Johnson’s “adventure” is the “story” that is supposed to make the story of Chouinard and what he has done in Chilean Patagonia come alive, but the adventure really just consists of some breathtaking images of nature and a whole lot of breathtakingly shopworn attempts at meaning. “These people have shown me that if you love a place, you have a duty to protect it. And to love a place, you have to know it first,” someone says, as if it’s never occurred to you that you can’t very deeply love a place you don’t know. Also, seeing a place mined of natural resources makes you think about consumerism (“I’m thinking of my own use of resources”). Also, nature is fragile “and we can no longer take it for granted.” Also, plopping a factory down in the middle of a bunch of wildlife is bad for wildlife. Also, the joy is in the journey. Also, sometimes in life you have to stop, take a 180-degree turn, and walk in the opposite direction (there is quite a long conversation about this).
In closing, two nice things: I enjoyed the music the filmmakers chose even if I didn’t understand its relevance to Chilean Patagonia (lots of Modest Mouse, some M. Ward, some Andrew Bird), and much of the scenery is gorgeous—surfers slicing through high green waves, a rock covered in penguins on a beach in Chile, silhouetted climbers against a silhouetted ridge, hella dolphins.
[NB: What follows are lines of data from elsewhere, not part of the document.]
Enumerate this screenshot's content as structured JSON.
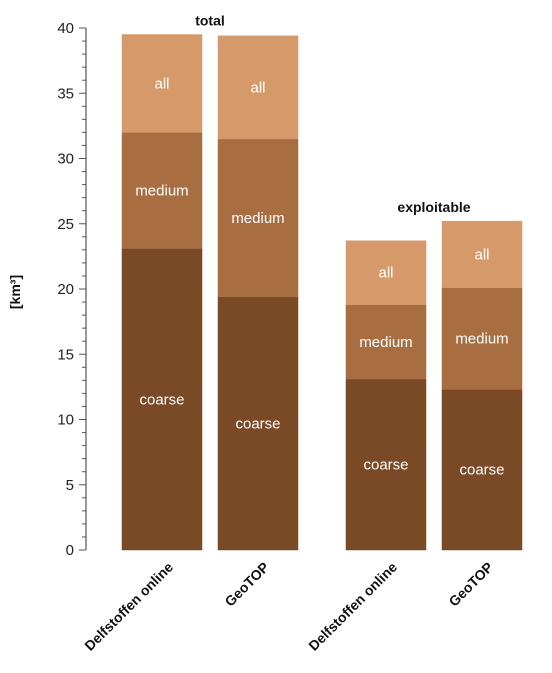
{
  "chart_data": {
    "type": "bar",
    "stacked": true,
    "ylabel": "[km³]",
    "ylim": [
      0,
      40
    ],
    "yticks": [
      0,
      5,
      10,
      15,
      20,
      25,
      30,
      35,
      40
    ],
    "grid": false,
    "groups": [
      {
        "title": "total",
        "categories": [
          "Delfstoffen online",
          "GeoTOP"
        ]
      },
      {
        "title": "exploitable",
        "categories": [
          "Delfstoffen online",
          "GeoTOP"
        ]
      }
    ],
    "series": [
      {
        "name": "coarse",
        "color": "#7a4a27",
        "values": [
          23.1,
          19.4,
          13.1,
          12.3
        ]
      },
      {
        "name": "medium",
        "color": "#a86e41",
        "values": [
          8.9,
          12.1,
          5.7,
          7.8
        ]
      },
      {
        "name": "all",
        "color": "#d6996a",
        "values": [
          7.5,
          7.9,
          4.9,
          5.1
        ]
      }
    ]
  }
}
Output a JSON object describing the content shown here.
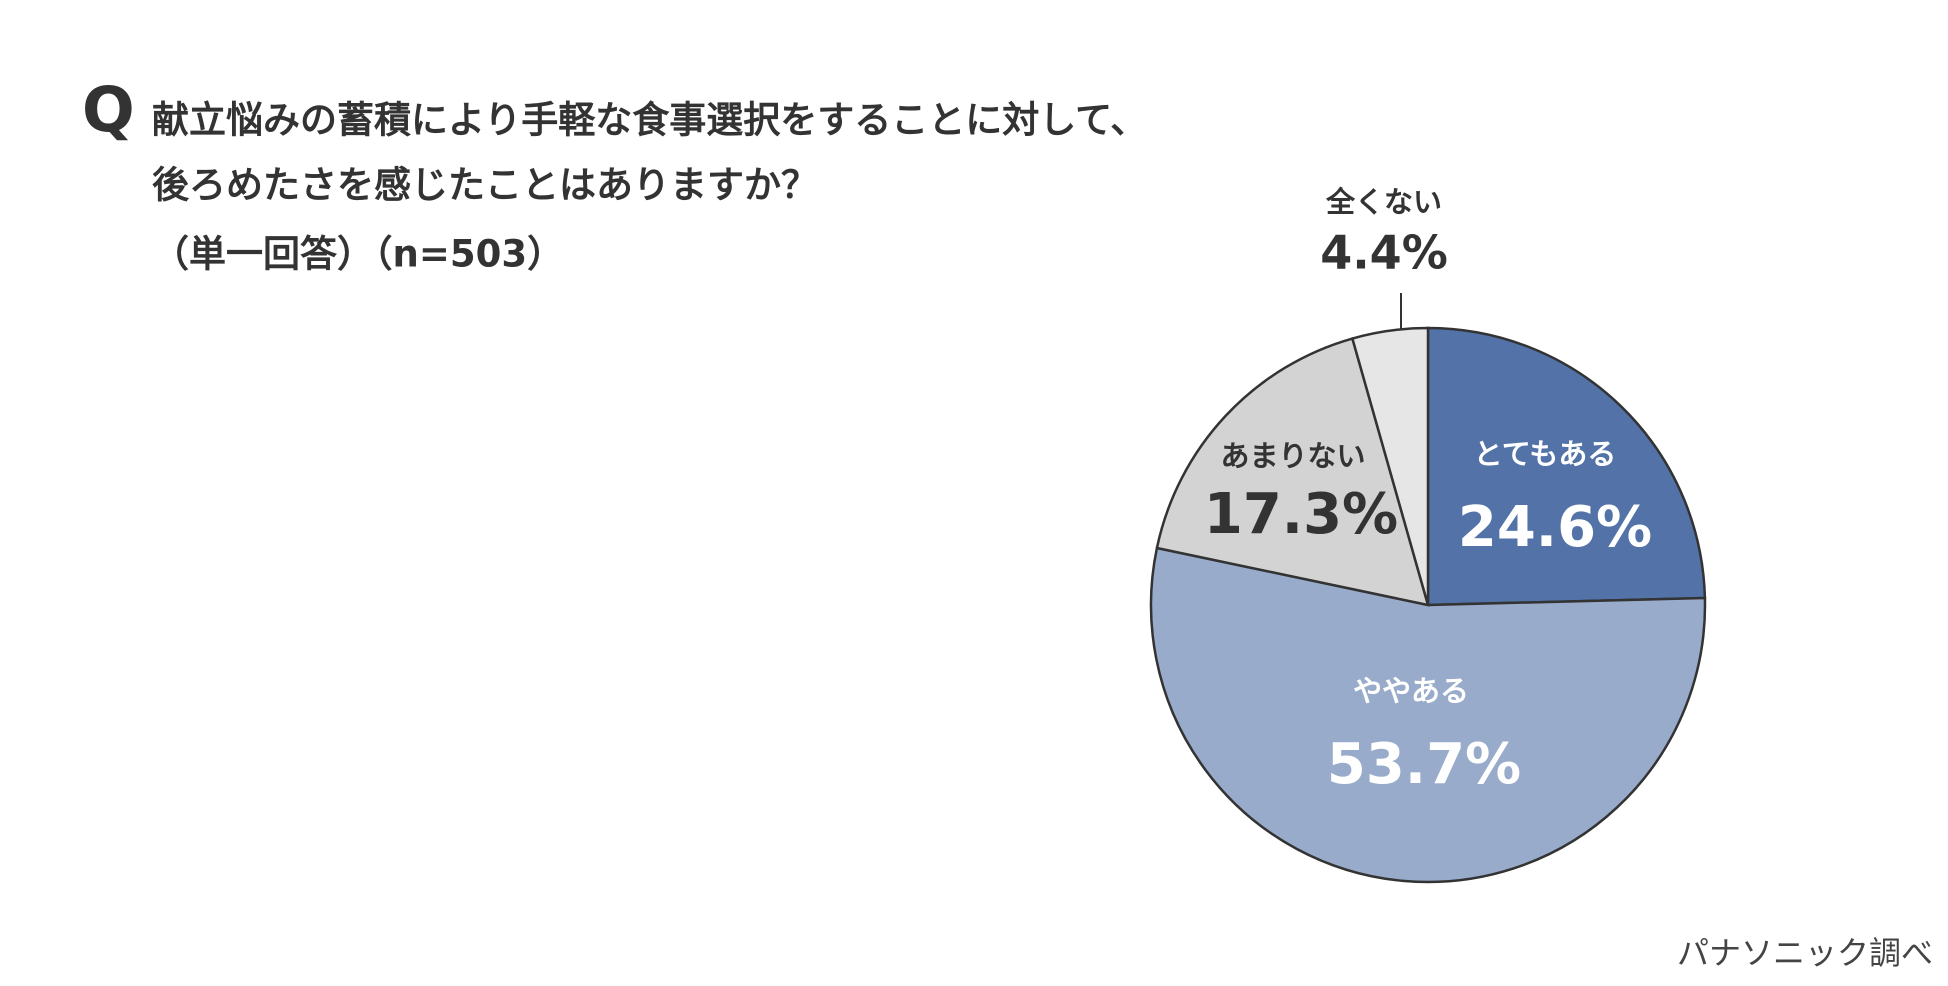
{
  "chart_data": {
    "type": "pie",
    "marker": "Q",
    "title": [
      "献立悩みの蓄積により手軽な食事選択をすることに対して、",
      "後ろめたさを感じたことはありますか？",
      "（単一回答）（n=503）"
    ],
    "categories": [
      "とてもある",
      "ややある",
      "あまりない",
      "全くない"
    ],
    "values": [
      24.6,
      53.7,
      17.3,
      4.4
    ],
    "value_labels": [
      "24.6%",
      "53.7%",
      "17.3%",
      "4.4%"
    ],
    "colors": [
      "#5272a8",
      "#98abca",
      "#d3d3d3",
      "#e6e6e6"
    ],
    "source": "パナソニック調べ"
  }
}
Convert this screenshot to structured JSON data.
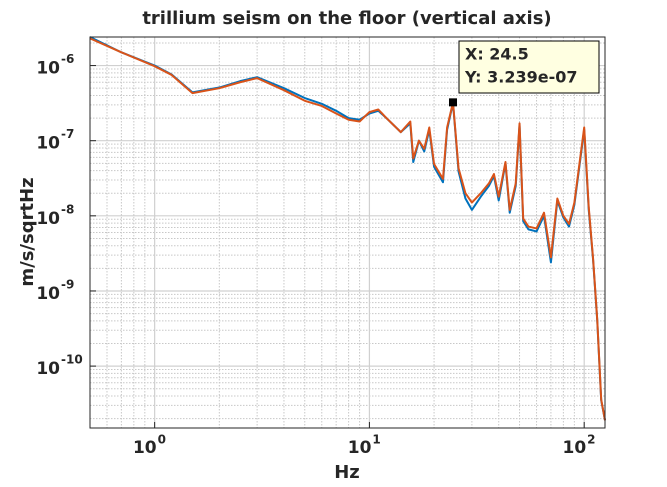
{
  "chart_data": {
    "type": "line",
    "title": "trillium seism on the floor (vertical axis)",
    "x_label": "Hz",
    "y_label": "m/s/sqrtHz",
    "xscale": "log",
    "yscale": "log",
    "grid": true,
    "minor_grid": true,
    "xlim": [
      0.5,
      125
    ],
    "ylim": [
      1.5e-11,
      2.4e-06
    ],
    "xticks": [
      {
        "value": 1,
        "label": "10",
        "exponent": "0"
      },
      {
        "value": 10,
        "label": "10",
        "exponent": "1"
      },
      {
        "value": 100,
        "label": "10",
        "exponent": "2"
      }
    ],
    "yticks": [
      {
        "value": 1e-10,
        "label": "10",
        "exponent": "-10"
      },
      {
        "value": 1e-09,
        "label": "10",
        "exponent": "-9"
      },
      {
        "value": 1e-08,
        "label": "10",
        "exponent": "-8"
      },
      {
        "value": 1e-07,
        "label": "10",
        "exponent": "-7"
      },
      {
        "value": 1e-06,
        "label": "10",
        "exponent": "-6"
      }
    ],
    "x": [
      0.5,
      0.7,
      1.0,
      1.2,
      1.5,
      2,
      2.5,
      3,
      4,
      5,
      6,
      7,
      8,
      9,
      10,
      11,
      12,
      13,
      14,
      15.5,
      16,
      17,
      18,
      19,
      20,
      22,
      23,
      24.5,
      26,
      28,
      30,
      33,
      36,
      38,
      40,
      43,
      45,
      48,
      50,
      52,
      55,
      60,
      65,
      70,
      75,
      80,
      85,
      90,
      100,
      105,
      110,
      115,
      120,
      125
    ],
    "series": [
      {
        "color": "#0072bd",
        "values": [
          2.4e-06,
          1.5e-06,
          1e-06,
          7.6e-07,
          4.4e-07,
          5.1e-07,
          6.2e-07,
          7e-07,
          5e-07,
          3.7e-07,
          3.1e-07,
          2.5e-07,
          2e-07,
          1.9e-07,
          2.3e-07,
          2.5e-07,
          2e-07,
          1.6e-07,
          1.3e-07,
          1.7e-07,
          5.2e-08,
          1e-07,
          7.2e-08,
          1.4e-07,
          4.5e-08,
          2.8e-08,
          1.4e-07,
          3.2e-07,
          3.9e-08,
          1.7e-08,
          1.2e-08,
          1.8e-08,
          2.5e-08,
          3.4e-08,
          1.6e-08,
          5e-08,
          1.1e-08,
          2.5e-08,
          1.6e-07,
          8.5e-09,
          6.6e-09,
          6.2e-09,
          1e-08,
          2.4e-09,
          1.6e-08,
          9.5e-09,
          7.2e-09,
          1.4e-08,
          1.4e-07,
          1.2e-08,
          2.6e-09,
          4.1e-10,
          3.5e-11,
          1.9e-11
        ]
      },
      {
        "color": "#d95319",
        "values": [
          2.3e-06,
          1.5e-06,
          9.8e-07,
          7.5e-07,
          4.3e-07,
          5e-07,
          6e-07,
          6.8e-07,
          4.7e-07,
          3.4e-07,
          2.9e-07,
          2.3e-07,
          1.9e-07,
          1.8e-07,
          2.4e-07,
          2.6e-07,
          2e-07,
          1.6e-07,
          1.3e-07,
          1.8e-07,
          5.8e-08,
          1e-07,
          7.8e-08,
          1.5e-07,
          4.9e-08,
          3.1e-08,
          1.5e-07,
          3.239e-07,
          4.3e-08,
          2e-08,
          1.5e-08,
          2e-08,
          2.7e-08,
          3.6e-08,
          1.8e-08,
          5.2e-08,
          1.2e-08,
          2.7e-08,
          1.7e-07,
          9.2e-09,
          7.2e-09,
          6.8e-09,
          1.1e-08,
          2.8e-09,
          1.7e-08,
          1e-08,
          7.8e-09,
          1.5e-08,
          1.5e-07,
          1.3e-08,
          2.7e-09,
          4.2e-10,
          3.6e-11,
          1.9e-11
        ]
      }
    ],
    "annotations": [
      {
        "x": 24.5,
        "y": 3.239e-07,
        "label_x": "X: 24.5",
        "label_y": "Y: 3.239e-07"
      }
    ]
  }
}
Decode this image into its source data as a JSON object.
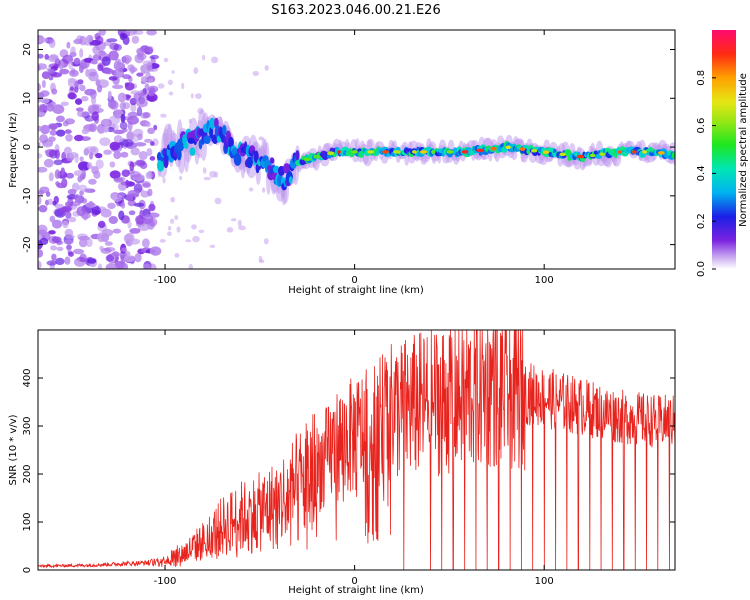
{
  "title": "S163.2023.046.00.21.E26",
  "colors": {
    "snr_line": "#e8221c",
    "axis": "#000000",
    "background": "#ffffff"
  },
  "chart_data": [
    {
      "type": "heatmap",
      "xlabel": "Height of straight line (km)",
      "ylabel": "Frequency (Hz)",
      "xlim": [
        -167,
        169
      ],
      "ylim": [
        -25,
        24
      ],
      "x_ticks": [
        -100,
        0,
        100
      ],
      "y_ticks": [
        -20,
        -10,
        0,
        10,
        20
      ],
      "colorbar": {
        "label": "Normalized spectral amplitude",
        "range": [
          0,
          1
        ],
        "ticks": [
          0.0,
          0.2,
          0.4,
          0.6,
          0.8
        ],
        "tick_labels": [
          "0.0",
          "0.2",
          "0.4",
          "0.6",
          "0.8"
        ]
      },
      "ridge": {
        "x": [
          -103,
          -95,
          -85,
          -75,
          -65,
          -55,
          -45,
          -38,
          -30,
          -20,
          -10,
          0,
          20,
          40,
          60,
          80,
          100,
          120,
          140,
          160,
          169
        ],
        "frequency": [
          -2,
          0,
          1,
          4,
          0,
          -2,
          -4,
          -7,
          -3,
          -2,
          -1,
          -1,
          -1,
          -1,
          -1,
          0,
          -1,
          -2,
          -1,
          -1,
          -2
        ]
      },
      "noise_region_x": [
        -167,
        -105
      ]
    },
    {
      "type": "line",
      "xlabel": "Height of straight line (km)",
      "ylabel": "SNR (10 * v/v)",
      "xlim": [
        -167,
        169
      ],
      "ylim": [
        0,
        500
      ],
      "x_ticks": [
        -100,
        0,
        100
      ],
      "y_ticks": [
        0,
        100,
        200,
        300,
        400
      ],
      "series": [
        {
          "x": [
            -167,
            -140,
            -110,
            -100,
            -90,
            -80,
            -70,
            -60,
            -50,
            -40,
            -30,
            -20,
            -10,
            0,
            10,
            20,
            30,
            40,
            50,
            60,
            70,
            80,
            90,
            100,
            110,
            120,
            130,
            140,
            150,
            160,
            169
          ],
          "values": [
            8,
            10,
            15,
            22,
            35,
            60,
            90,
            110,
            120,
            140,
            170,
            210,
            260,
            280,
            300,
            330,
            340,
            350,
            360,
            370,
            380,
            375,
            370,
            360,
            350,
            340,
            330,
            320,
            315,
            310,
            310
          ],
          "peak": {
            "x": 73,
            "value": 490
          },
          "dropouts_x": [
            26,
            40,
            46,
            52,
            58,
            64,
            70,
            76,
            82,
            88,
            94,
            100,
            106,
            112,
            118,
            124,
            130,
            136,
            142,
            148,
            154,
            160,
            166
          ]
        }
      ]
    }
  ]
}
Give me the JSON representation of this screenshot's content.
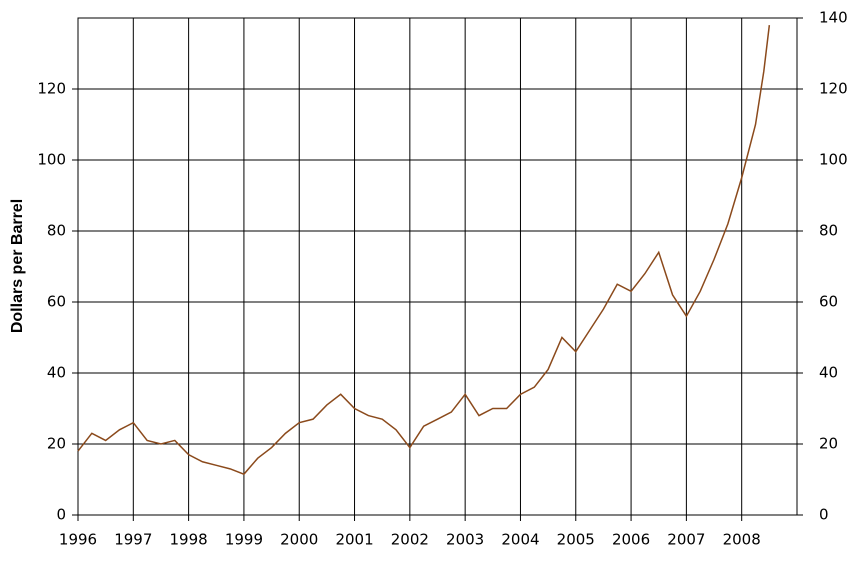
{
  "chart_data": {
    "type": "line",
    "y_label": "Dollars per Barrel",
    "x": [
      1996.0,
      1996.25,
      1996.5,
      1996.75,
      1997.0,
      1997.25,
      1997.5,
      1997.75,
      1998.0,
      1998.25,
      1998.5,
      1998.75,
      1999.0,
      1999.25,
      1999.5,
      1999.75,
      2000.0,
      2000.25,
      2000.5,
      2000.75,
      2001.0,
      2001.25,
      2001.5,
      2001.75,
      2002.0,
      2002.25,
      2002.5,
      2002.75,
      2003.0,
      2003.25,
      2003.5,
      2003.75,
      2004.0,
      2004.25,
      2004.5,
      2004.75,
      2005.0,
      2005.25,
      2005.5,
      2005.75,
      2006.0,
      2006.25,
      2006.5,
      2006.75,
      2007.0,
      2007.25,
      2007.5,
      2007.75,
      2008.0,
      2008.25,
      2008.4,
      2008.5
    ],
    "series": [
      {
        "color": "#8b4a1c",
        "values": [
          18,
          23,
          21,
          24,
          26,
          21,
          20,
          21,
          17,
          15,
          14,
          13,
          11.5,
          16,
          19,
          23,
          26,
          27,
          31,
          34,
          30,
          28,
          27,
          24,
          19,
          25,
          27,
          29,
          34,
          28,
          30,
          30,
          34,
          36,
          41,
          50,
          46,
          52,
          58,
          65,
          63,
          68,
          74,
          62,
          56,
          63,
          72,
          82,
          95,
          110,
          125,
          138
        ]
      }
    ],
    "xlim": [
      1996,
      2009
    ],
    "xticks": [
      1996,
      1997,
      1998,
      1999,
      2000,
      2001,
      2002,
      2003,
      2004,
      2005,
      2006,
      2007,
      2008
    ],
    "ylim": [
      0,
      140
    ],
    "yticks": [
      0,
      20,
      40,
      60,
      80,
      100,
      120
    ],
    "y2lim": [
      0,
      140
    ],
    "y2ticks": [
      0,
      20,
      40,
      60,
      80,
      100,
      120,
      140
    ],
    "grid": true
  }
}
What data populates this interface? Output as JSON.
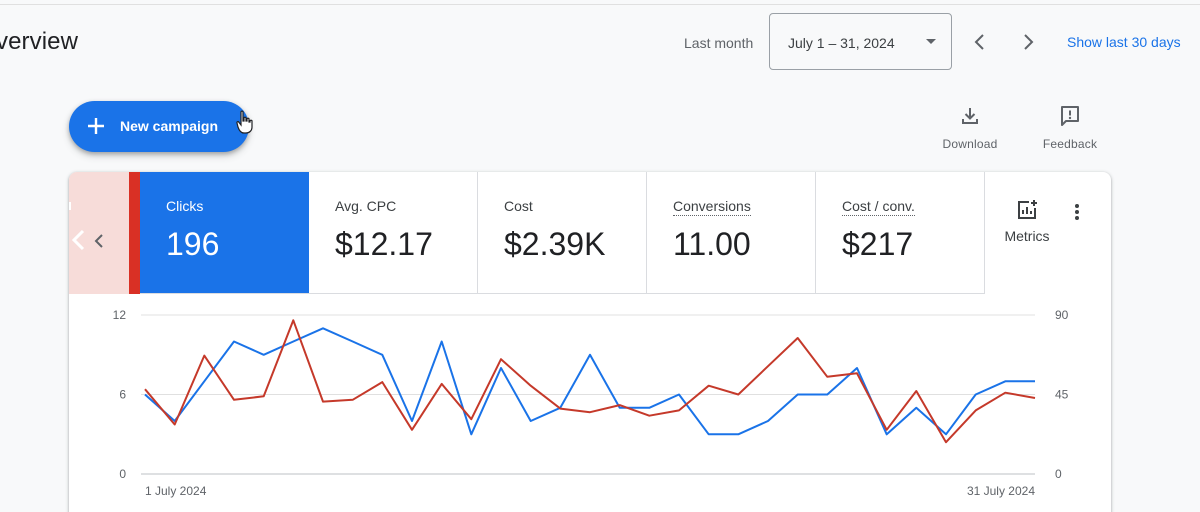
{
  "header": {
    "title": "verview",
    "period_label": "Last month",
    "date_range": "July 1 – 31, 2024",
    "show_last": "Show last 30 days"
  },
  "toolbar": {
    "new_campaign_label": "New campaign",
    "download_label": "Download",
    "feedback_label": "Feedback"
  },
  "scorecards": [
    {
      "name": "Clicks",
      "value": "196",
      "active": true
    },
    {
      "name": "Avg. CPC",
      "value": "$12.17",
      "active": false
    },
    {
      "name": "Cost",
      "value": "$2.39K",
      "active": false
    },
    {
      "name": "Conversions",
      "value": "11.00",
      "active": false
    },
    {
      "name": "Cost / conv.",
      "value": "$217",
      "active": false
    }
  ],
  "metrics_label": "Metrics",
  "colors": {
    "accent": "#1a73e8",
    "clicks_series": "#1a73e8",
    "avg_cpc_series": "#c5392a"
  },
  "chart_data": {
    "type": "line",
    "x_start_label": "1 July 2024",
    "x_end_label": "31 July 2024",
    "y_left": {
      "range": [
        0,
        12
      ],
      "ticks": [
        "0",
        "6",
        "12"
      ]
    },
    "y_right": {
      "range": [
        0,
        90
      ],
      "ticks": [
        "0",
        "45",
        "90"
      ]
    },
    "grid": true,
    "series": [
      {
        "axis": "left",
        "color": "#1a73e8",
        "values": [
          6,
          4,
          7,
          10,
          9,
          10,
          11,
          10,
          9,
          4,
          10,
          3,
          8,
          4,
          5,
          9,
          5,
          5,
          6,
          3,
          3,
          4,
          6,
          6,
          8,
          3,
          5,
          3,
          6,
          7,
          7
        ]
      },
      {
        "axis": "right",
        "color": "#c5392a",
        "values": [
          48,
          28,
          67,
          42,
          44,
          87,
          41,
          42,
          52,
          25,
          51,
          31,
          65,
          50,
          37,
          35,
          39,
          33,
          36,
          50,
          45,
          61,
          77,
          55,
          57,
          25,
          47,
          18,
          36,
          46,
          43
        ]
      }
    ]
  }
}
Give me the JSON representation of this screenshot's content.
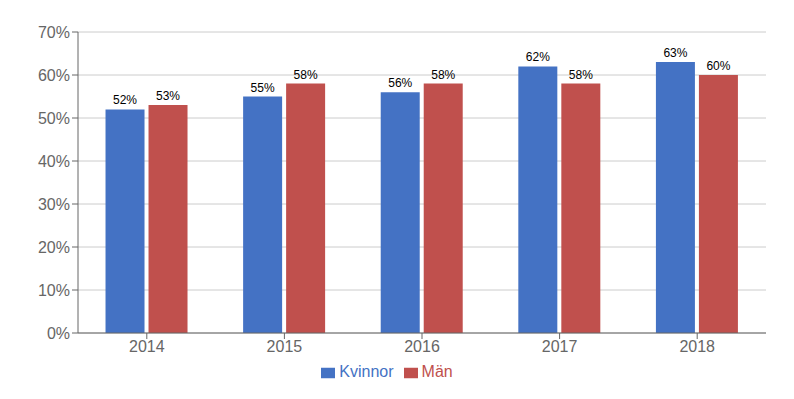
{
  "chart_data": {
    "type": "bar",
    "categories": [
      "2014",
      "2015",
      "2016",
      "2017",
      "2018"
    ],
    "series": [
      {
        "name": "Kvinnor",
        "color": "#4472C4",
        "values": [
          0.52,
          0.55,
          0.56,
          0.62,
          0.63
        ],
        "value_labels": [
          "52%",
          "55%",
          "56%",
          "62%",
          "63%"
        ]
      },
      {
        "name": "Män",
        "color": "#C0504D",
        "values": [
          0.53,
          0.58,
          0.58,
          0.58,
          0.6
        ],
        "value_labels": [
          "53%",
          "58%",
          "58%",
          "58%",
          "60%"
        ]
      }
    ],
    "ylim": [
      0,
      0.7
    ],
    "yticks": [
      {
        "value": 0,
        "label": "0%"
      },
      {
        "value": 0.1,
        "label": "10%"
      },
      {
        "value": 0.2,
        "label": "20%"
      },
      {
        "value": 0.3,
        "label": "30%"
      },
      {
        "value": 0.4,
        "label": "40%"
      },
      {
        "value": 0.5,
        "label": "50%"
      },
      {
        "value": 0.6,
        "label": "60%"
      },
      {
        "value": 0.7,
        "label": "70%"
      }
    ],
    "grid": true,
    "legend": "bottom",
    "data_labels": true
  }
}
This review absolutely cheapens the important message (s) of the film. It is sad that the reviewer is too cynical or arrogant to appreciate them because they are not expressed as academically/intelligently/poetically as he/she would like. Every person in this film truly cares about the full-scale destruction of the planet through gross consumerism and infatuation with so-called modernity. Yes, Johnson sets out perhaps rather naively looking for adventure, but he is tougher and more real than most people you’ll meet sitting in a coffee shop reading the Stranger. He recognizes how superficial his intentions were, and is truly transformed by his experience. He understands the monumental effort of Conservacion Patagonica and SinRepresas, unlike this reviewer. The film is a MUST see.